Attacking the NGOs

Left: From Thairath, February 8, 2003
Prime Minister Thaksin runs from NGOs holding signs that read: anti-violence, anti-power plant construction
They are using a water monitor lizard to attack Thaksin. These lizards are symbols of disgusting, contemptible things.
Caption: Who is playing harder? [meaning something like “who is being more aggressive?” Thaksin was criticized for being overly aggressive in his reforms of the Thai system.]

Who’s afraid of the activists? – The Economist, May 9, 2015
…Cambodia’s rulers say they must “handcuff” any NGOs that stir up political trouble. You would expect authoritarian states to suffer from NGO-aversion. But many of the ostensibly more liberal Asian polities also display the symptoms, especially where prickly nationalists are in charge. When Sri Lanka’s defence ministry took charge of regulating NGOs, it was described as a necessary guard against traitors. Last month India’s prime minister, Narendra Modi, snarled that “five-star activists” were bent on doing down his country. A new law in Indonesia imposes tight restrictions on NGOs so as not to “disrupt the stability and integrity” of the country. And three years ago Pakistan closed down Save the Children and booted out its foreign staff, saying that spies all too often masquerade as aid-workers…

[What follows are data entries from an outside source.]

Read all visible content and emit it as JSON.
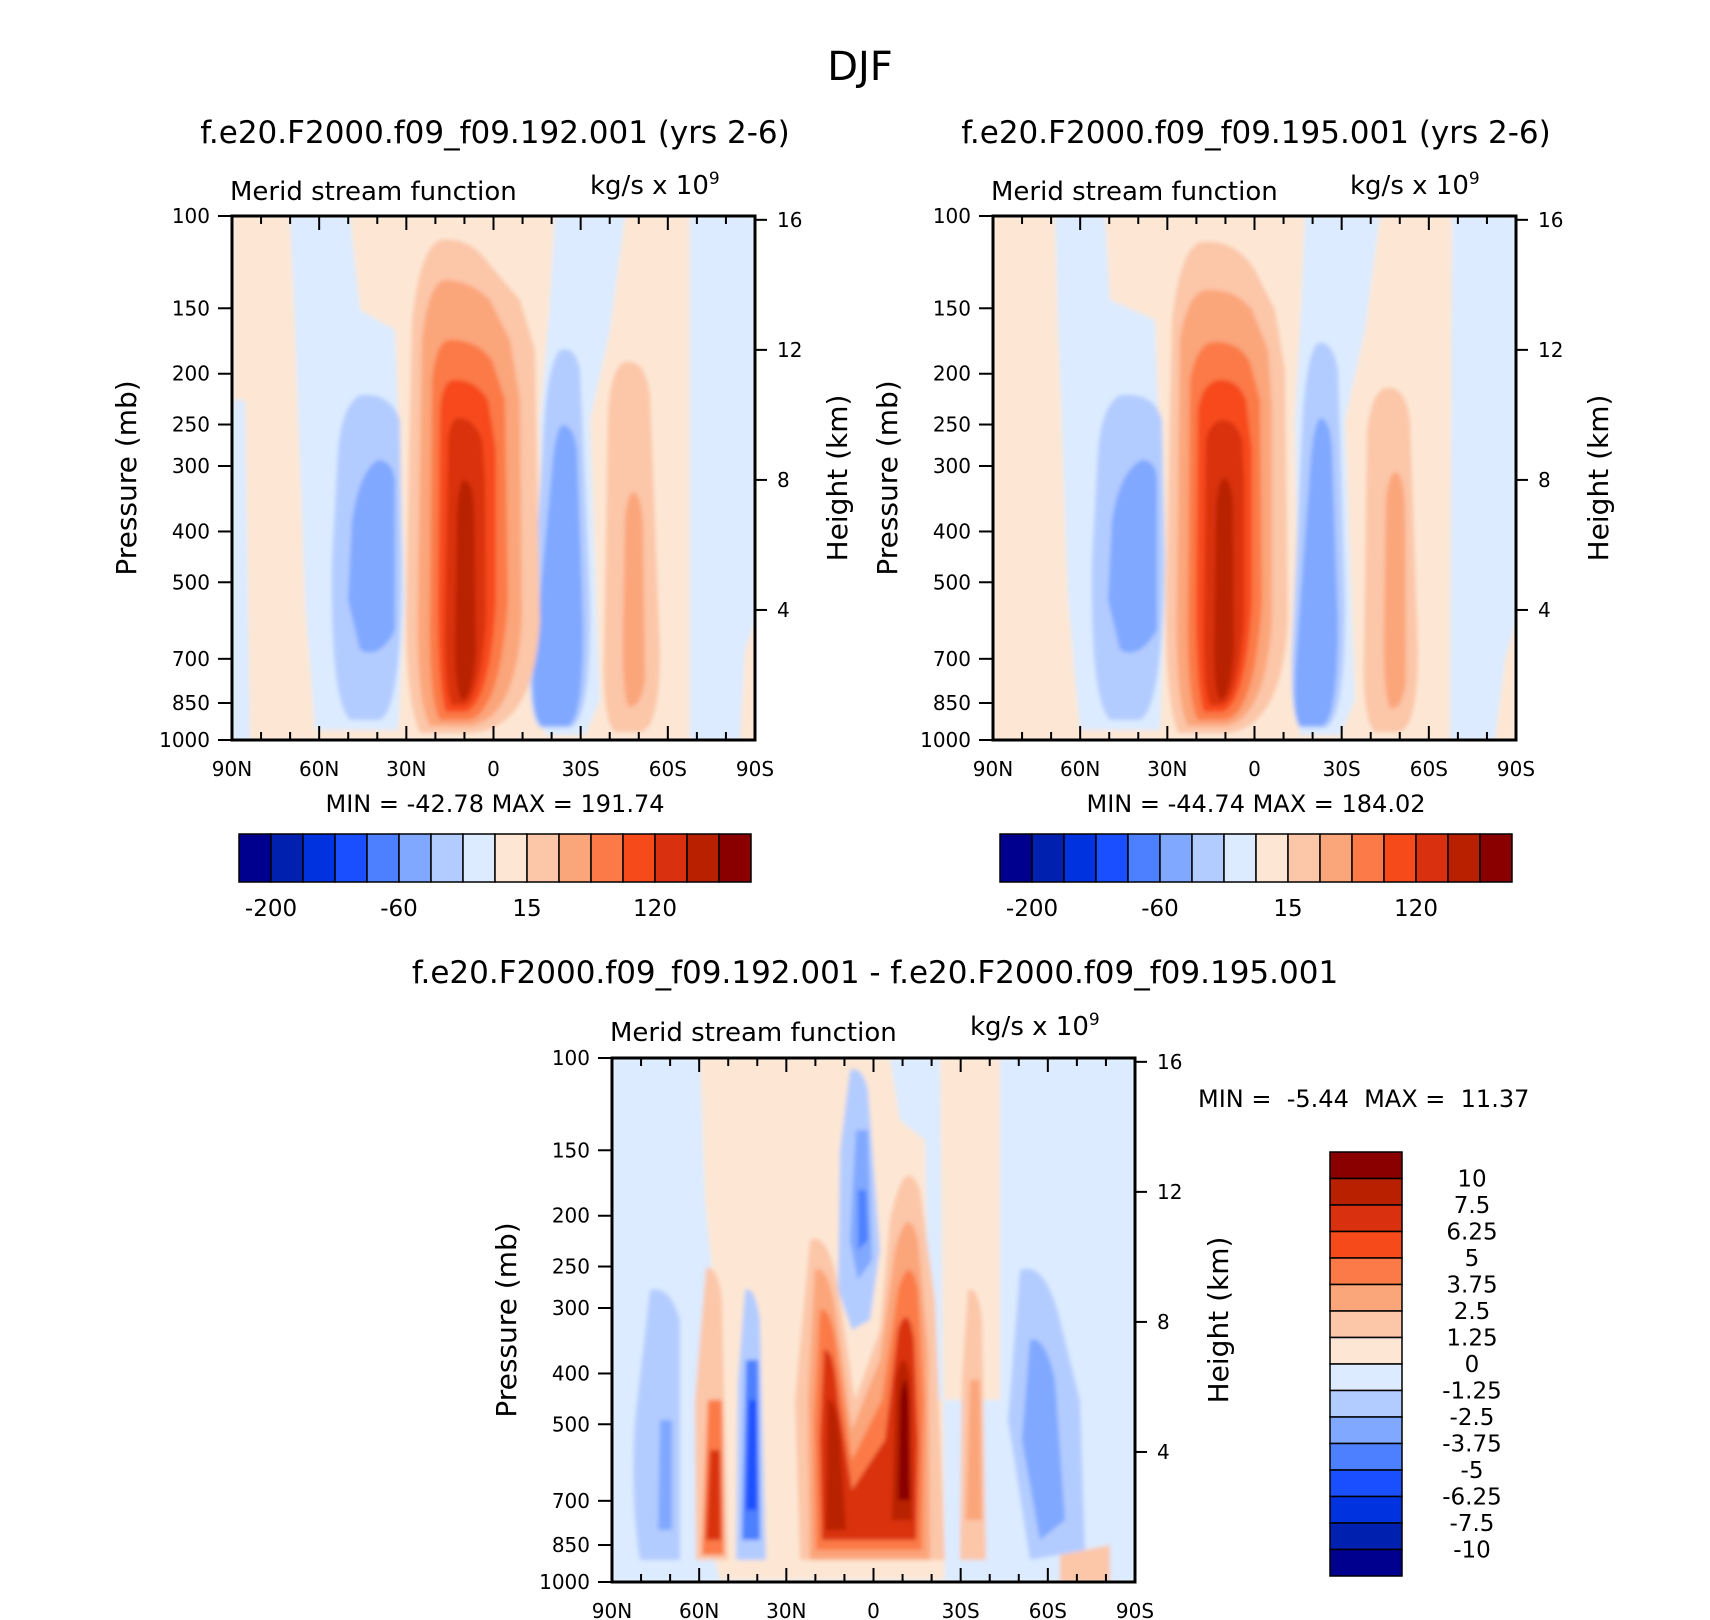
{
  "figure": {
    "title": "DJF"
  },
  "panels": {
    "left": {
      "run_title": "f.e20.F2000.f09_f09.192.001 (yrs 2-6)",
      "var_title": "Merid stream function",
      "units_base": "kg/s x 10",
      "units_exp": "9",
      "ylabel": "Pressure (mb)",
      "ylabel_right": "Height (km)",
      "minmax": "MIN = -42.78 MAX = 191.74"
    },
    "right": {
      "run_title": "f.e20.F2000.f09_f09.195.001 (yrs 2-6)",
      "var_title": "Merid stream function",
      "units_base": "kg/s x 10",
      "units_exp": "9",
      "ylabel": "Pressure (mb)",
      "ylabel_right": "Height (km)",
      "minmax": "MIN = -44.74 MAX = 184.02"
    },
    "diff": {
      "run_title": "f.e20.F2000.f09_f09.192.001 - f.e20.F2000.f09_f09.195.001",
      "var_title": "Merid stream function",
      "units_base": "kg/s x 10",
      "units_exp": "9",
      "ylabel": "Pressure (mb)",
      "ylabel_right": "Height (km)",
      "minmax": "MIN =  -5.44  MAX =  11.37"
    }
  },
  "colorbars": {
    "main_colors": [
      "#00008f",
      "#0020b0",
      "#0033e0",
      "#1a4fff",
      "#4d80ff",
      "#80a8ff",
      "#b3ccff",
      "#dcebff",
      "#fde7d4",
      "#fcc6a8",
      "#fba57a",
      "#fb7a47",
      "#f74a1b",
      "#d93010",
      "#b82000",
      "#8a0000"
    ],
    "main_labels": [
      "-200",
      "-60",
      "15",
      "120"
    ],
    "diff_colors": [
      "#00008f",
      "#0020b0",
      "#0033e0",
      "#1a4fff",
      "#4d80ff",
      "#80a8ff",
      "#b3ccff",
      "#dcebff",
      "#fde7d4",
      "#fcc6a8",
      "#fba57a",
      "#fb7a47",
      "#f74a1b",
      "#d93010",
      "#b82000",
      "#8a0000"
    ],
    "diff_labels": [
      "10",
      "7.5",
      "6.25",
      "5",
      "3.75",
      "2.5",
      "1.25",
      "0",
      "-1.25",
      "-2.5",
      "-3.75",
      "-5",
      "-6.25",
      "-7.5",
      "-10"
    ]
  },
  "chart_data": [
    {
      "type": "heatmap",
      "title": "f.e20.F2000.f09_f09.192.001 (yrs 2-6)",
      "subtitle": "Merid stream function",
      "units": "kg/s x 10^9",
      "xlabel": "",
      "ylabel": "Pressure (mb)",
      "ylabel_right": "Height (km)",
      "x_ticks": [
        "90N",
        "60N",
        "30N",
        "0",
        "30S",
        "60S",
        "90S"
      ],
      "x_range": [
        90,
        -90
      ],
      "y_ticks": [
        100,
        150,
        200,
        250,
        300,
        400,
        500,
        700,
        850,
        1000
      ],
      "y_scale": "log",
      "y_range": [
        100,
        1000
      ],
      "y_right_ticks": [
        16,
        12,
        8,
        4
      ],
      "min": -42.78,
      "max": 191.74,
      "contour_levels": [
        -200,
        -60,
        15,
        120
      ],
      "features": [
        {
          "lat": -12,
          "p_top": 110,
          "value": 191.74,
          "sign": "positive"
        },
        {
          "lat": 38,
          "p_top": 230,
          "value": -40,
          "sign": "negative"
        },
        {
          "lat": -25,
          "p_top": 180,
          "value": -42.78,
          "sign": "negative"
        },
        {
          "lat": -48,
          "p_top": 230,
          "value": 60,
          "sign": "positive"
        }
      ]
    },
    {
      "type": "heatmap",
      "title": "f.e20.F2000.f09_f09.195.001 (yrs 2-6)",
      "subtitle": "Merid stream function",
      "units": "kg/s x 10^9",
      "xlabel": "",
      "ylabel": "Pressure (mb)",
      "ylabel_right": "Height (km)",
      "x_ticks": [
        "90N",
        "60N",
        "30N",
        "0",
        "30S",
        "60S",
        "90S"
      ],
      "x_range": [
        90,
        -90
      ],
      "y_ticks": [
        100,
        150,
        200,
        250,
        300,
        400,
        500,
        700,
        850,
        1000
      ],
      "y_scale": "log",
      "y_range": [
        100,
        1000
      ],
      "y_right_ticks": [
        16,
        12,
        8,
        4
      ],
      "min": -44.74,
      "max": 184.02,
      "contour_levels": [
        -200,
        -60,
        15,
        120
      ],
      "features": [
        {
          "lat": -12,
          "p_top": 110,
          "value": 184.02,
          "sign": "positive"
        },
        {
          "lat": 38,
          "p_top": 230,
          "value": -42,
          "sign": "negative"
        },
        {
          "lat": -25,
          "p_top": 180,
          "value": -44.74,
          "sign": "negative"
        },
        {
          "lat": -48,
          "p_top": 230,
          "value": 55,
          "sign": "positive"
        }
      ]
    },
    {
      "type": "heatmap",
      "title": "f.e20.F2000.f09_f09.192.001 - f.e20.F2000.f09_f09.195.001",
      "subtitle": "Merid stream function",
      "units": "kg/s x 10^9",
      "xlabel": "",
      "ylabel": "Pressure (mb)",
      "ylabel_right": "Height (km)",
      "x_ticks": [
        "90N",
        "60N",
        "30N",
        "0",
        "30S",
        "60S",
        "90S"
      ],
      "x_range": [
        90,
        -90
      ],
      "y_ticks": [
        100,
        150,
        200,
        250,
        300,
        400,
        500,
        700,
        850,
        1000
      ],
      "y_scale": "log",
      "y_range": [
        100,
        1000
      ],
      "y_right_ticks": [
        16,
        12,
        8,
        4
      ],
      "min": -5.44,
      "max": 11.37,
      "contour_levels": [
        -10,
        -7.5,
        -6.25,
        -5,
        -3.75,
        -2.5,
        -1.25,
        0,
        1.25,
        2.5,
        3.75,
        5,
        6.25,
        7.5,
        10
      ],
      "features": [
        {
          "lat": -8,
          "p_top": 240,
          "value": 11.37,
          "sign": "positive"
        },
        {
          "lat": 16,
          "p_top": 220,
          "value": 9,
          "sign": "positive"
        },
        {
          "lat": 3,
          "p_top": 110,
          "value": -5.44,
          "sign": "negative"
        },
        {
          "lat": 57,
          "p_top": 270,
          "value": 8,
          "sign": "positive"
        },
        {
          "lat": 43,
          "p_top": 280,
          "value": -5,
          "sign": "negative"
        },
        {
          "lat": -52,
          "p_top": 220,
          "value": -3.5,
          "sign": "negative"
        },
        {
          "lat": -33,
          "p_top": 210,
          "value": 3,
          "sign": "positive"
        }
      ]
    }
  ]
}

[Thaksin was a pioneer of pointing out that NGOs are enemies of the state with hidden agendas to stop him.]

Right: From Thai Red News, November 27-December 3, 2009
The headline reads: When NGOs in Thailand become enemy of Pol. Lieutenant Thaksin

2014: NGOs cooperate with the junta to stop Thaksin and real reform

2005: Thaksin: “I will respect NGOs that have no hidden agendas”

2003: The Thaksin dictionary

Also: Nationalism and Right-wing Politics during the Thaksin years

Left: From Thairath, December 24, 2002
Cartoon title: Uninvited show
On backdrop: Thai-Malay cabinets’ co-meeting
On flag carried by protester: Opposing the Thai-Malay gas pipeline
On officers’ shields: Police
[Unlike most Thai premiers, Thaksin cultivated very public cooperation with neighboring countries at the highest levels. The cartoon refers to one of Thaksin’s mobile cabinet meetings highlighting cooperation with Malaysia.
It was common for Thaksin to blame NGOs for local protests against development. Here it shows NGOs needless protesting needed development and disrupting a high-level government event.]